While these capabilities were developed and tested, and are used in some test scenarios, they, to my knowledge, have not been used in production environments. This is also an alarmingly leaky abstraction, hence we've not advertised this capability...

jason-bragg commented 7 years ago

wait...

our websocket clients start to listen on the stream for an incoming data as they open a particular page\document and unsubscribes as they close the doc.

So this means that the subscriptions need only exist as long as the websocket connection, correct? So they are cluster specific?

If the pub-sub information is in fact deployment specific, because it is tied to websocket connections which are deployment specific, we have more options.

One should be able to use an in-memory storage provider for the pubsub system, which will be cluster specific (and faster). The in-memory storage provider does have some vulnerabilities when it comes to failure, but those vulnerabilities have been significantly reduced in the 1.3.x versions.

If one wants the stronger reliability of azure storage, each deployment can be configured with a different table name, by deriving the table name from the deployment Id.

centur commented 7 years ago

We are using azure queues to solve 2 kind of problems - decouple send and deliver moments - so some intensive sender won't be able to create immediate spike for all consumers and consumers can process it in their own pace and a deadlock problem - simple message stream causes deadlocks, especially when we started to use more complex triggering and re-sending mesages.

But the advice about in-memory storage provider is actually may work well for us - our current scenarios are very heavily deployment scoped, so there is no point in using storage backed PubSubRendezvous grain.

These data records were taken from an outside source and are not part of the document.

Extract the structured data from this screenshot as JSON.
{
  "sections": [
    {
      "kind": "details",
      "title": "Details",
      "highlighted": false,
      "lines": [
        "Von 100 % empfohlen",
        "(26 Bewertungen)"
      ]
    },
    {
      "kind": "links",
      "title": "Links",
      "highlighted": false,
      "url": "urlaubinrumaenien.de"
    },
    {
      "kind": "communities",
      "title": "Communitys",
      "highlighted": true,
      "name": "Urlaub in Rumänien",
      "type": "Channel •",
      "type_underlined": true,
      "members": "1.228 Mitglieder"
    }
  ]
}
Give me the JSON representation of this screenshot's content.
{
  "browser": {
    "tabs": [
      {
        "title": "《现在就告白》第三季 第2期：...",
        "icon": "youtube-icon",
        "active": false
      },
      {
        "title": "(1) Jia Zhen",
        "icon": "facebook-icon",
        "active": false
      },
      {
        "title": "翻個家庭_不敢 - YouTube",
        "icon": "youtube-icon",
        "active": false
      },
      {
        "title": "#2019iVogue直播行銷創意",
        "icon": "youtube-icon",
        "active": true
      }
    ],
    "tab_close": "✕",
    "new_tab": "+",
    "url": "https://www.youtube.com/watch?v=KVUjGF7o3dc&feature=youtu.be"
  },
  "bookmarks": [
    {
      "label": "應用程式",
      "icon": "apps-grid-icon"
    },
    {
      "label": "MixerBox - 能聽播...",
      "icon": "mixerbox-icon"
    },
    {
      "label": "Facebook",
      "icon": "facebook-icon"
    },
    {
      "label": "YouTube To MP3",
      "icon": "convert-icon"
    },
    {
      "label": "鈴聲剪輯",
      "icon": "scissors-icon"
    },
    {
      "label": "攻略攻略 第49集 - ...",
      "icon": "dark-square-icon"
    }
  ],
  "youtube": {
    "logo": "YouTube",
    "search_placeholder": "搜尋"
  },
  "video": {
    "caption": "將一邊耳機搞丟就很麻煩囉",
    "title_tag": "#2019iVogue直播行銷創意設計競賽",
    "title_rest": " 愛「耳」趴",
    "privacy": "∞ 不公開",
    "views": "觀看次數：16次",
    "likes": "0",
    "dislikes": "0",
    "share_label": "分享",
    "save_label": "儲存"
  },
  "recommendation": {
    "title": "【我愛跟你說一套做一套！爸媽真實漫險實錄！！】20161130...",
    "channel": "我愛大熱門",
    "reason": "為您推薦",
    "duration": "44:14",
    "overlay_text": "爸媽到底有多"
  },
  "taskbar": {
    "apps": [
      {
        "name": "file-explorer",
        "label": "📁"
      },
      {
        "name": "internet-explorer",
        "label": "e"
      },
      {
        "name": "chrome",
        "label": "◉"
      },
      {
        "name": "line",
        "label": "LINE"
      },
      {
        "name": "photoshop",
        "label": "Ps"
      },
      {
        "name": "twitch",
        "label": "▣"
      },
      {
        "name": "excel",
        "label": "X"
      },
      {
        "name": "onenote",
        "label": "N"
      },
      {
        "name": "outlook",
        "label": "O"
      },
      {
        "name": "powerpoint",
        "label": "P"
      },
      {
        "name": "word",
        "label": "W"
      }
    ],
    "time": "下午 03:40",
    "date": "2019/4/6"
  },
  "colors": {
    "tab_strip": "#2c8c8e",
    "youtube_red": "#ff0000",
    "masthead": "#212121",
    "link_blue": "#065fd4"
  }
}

Btw is there any way to have 2 different implementations of PubSubRendGrain in the cluster e.g. if we will need both modes - persistent and deployment scoped streams - can we just create a custom PubSubRendezvous, inherit from Orleans one and override the storage provider there or this scenario currently is not possible ?

jason-bragg commented 7 years ago

can we just create a custom PubSubRendezvous

The stream pubsub system is still an internal detail of the streaming infrastructure. It has multiple implementations internally, but has not been opened up to the public for customers to provide their own implementations. This is something I would like to see, but have not had the time nor demand for such a feature. While I don't suspect you will need a custom pubsub system, if you or your team determines that you do have such a need, I'd be quite happy to discuss some approaches. A user implemented pubsub system opens a great many possibilities.

While you asked about different PubSubRendezvous grains for per deployment or cross deployment needs, this is related more to the storage provider than the pubsub grain. At the moment, the pubsub system storage is global. Unfortunately, there is no way to configure it per stream provider.

jason-bragg commented 7 years ago

Simple message stream causes deadlocks

If the needs are for an ephemeral stream, but SMS fan-out is causing issues, you may consider tinkering with the MemoryStreamProvider. It's new and was primarily developed for development of persistent streams, so developers would not have to manage their own persistent queue, just to test their code. It is a persistent stream provider that keeps the messages in in-memory queue grains, decoupling send and delivery. These queue grains are not persisted, so messages will be lost during silo outages, but if data loss is not a major concern, the provider may be worth considering.

centur commented 7 years ago

@jason-bragg Thanks for hinting on PubSubRendezvous - we really don't need to have it's state and it can be in-memory only - if the grain dies - websocket clients would disconnect and must reconnect agan, which is expected and desired behaviour. Works safer now.

ghost commented 2 years ago

We are marking this issue as stale due to the lack of activity in the past six months. If there is no further activity within two weeks, this issue will be closed. You can always create a new issue based on the guidelines provided in our pinned announcement.

ghost commented 2 years ago

This issue has been marked stale for the past 30 and is being closed due to lack of activity.